EU governments failed to renew an arms embargo on Monday due to differences in opinion, opening the way for Britain and France to supply weapons.
But EU officials said the two countries had made a commitment not to do so before 1 August.
“That is not the case,” Foreign Secretary William Hague said yesterday, adding that Britain was not “excluded” from acting before then, but that it would not act alone if it chose to do so.
French foreign ministry spokesman Philippe Lalliot said Paris also reserved the right to send arms immediately to Syrian rebels, but had no plans to do so.
Meanwhile, Israel’s defence chief said that a Russian plan to supply sophisticated anti-aircraft missiles to Syria was a “threat” and signalled that Israel is prepared to use force to stop the delivery.

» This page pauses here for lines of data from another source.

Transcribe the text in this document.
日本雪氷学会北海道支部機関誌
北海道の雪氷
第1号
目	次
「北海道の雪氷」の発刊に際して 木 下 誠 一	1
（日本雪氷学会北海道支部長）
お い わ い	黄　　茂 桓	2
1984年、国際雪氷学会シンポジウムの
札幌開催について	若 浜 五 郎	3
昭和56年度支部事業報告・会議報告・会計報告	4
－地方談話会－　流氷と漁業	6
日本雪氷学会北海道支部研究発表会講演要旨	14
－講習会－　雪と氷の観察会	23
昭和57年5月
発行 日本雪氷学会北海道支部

The warning by defence minister Moshe Yaalon increased tensions with Moscow over the planned sale of S-300 surface to air missiles to Syria. Israel has been lobbying Moscow to halt the sale, fearing the missiles would upset the balance of power in the region and could slip into the hands of hostile groups, including the Lebanese militia Hezbollah, a close ally of the Syrian regime.
“Clearly this move is a threat to us,” Mr Yaalon said yesterday.
“At this stage I can’t say there is an escalation. The shipments have not been sent on their way yet. And I hope that they will not be sent,” he said. But “if God forbid they do reach Syria, we will know what to do.”
In Moscow, Russia’s deputy foreign minister, Sergei Ryabkov, would not say whether Russia has shipped any of the S-300s, which have a range of up to 125 miles and the capability to track and strike multiple targets simultaneously.
But he insisted that Moscow is not going to abandon the deal despite strong western and Israeli criticism.
He said the missiles could be a deterrent against foreign intervention in Syria and would not be used against Syrian rebels, who do not have an air force.
“We believe that such steps to a large extent help restrain some ‘hotheads’ considering a scenario to give an international dimension to this conflict,” he said.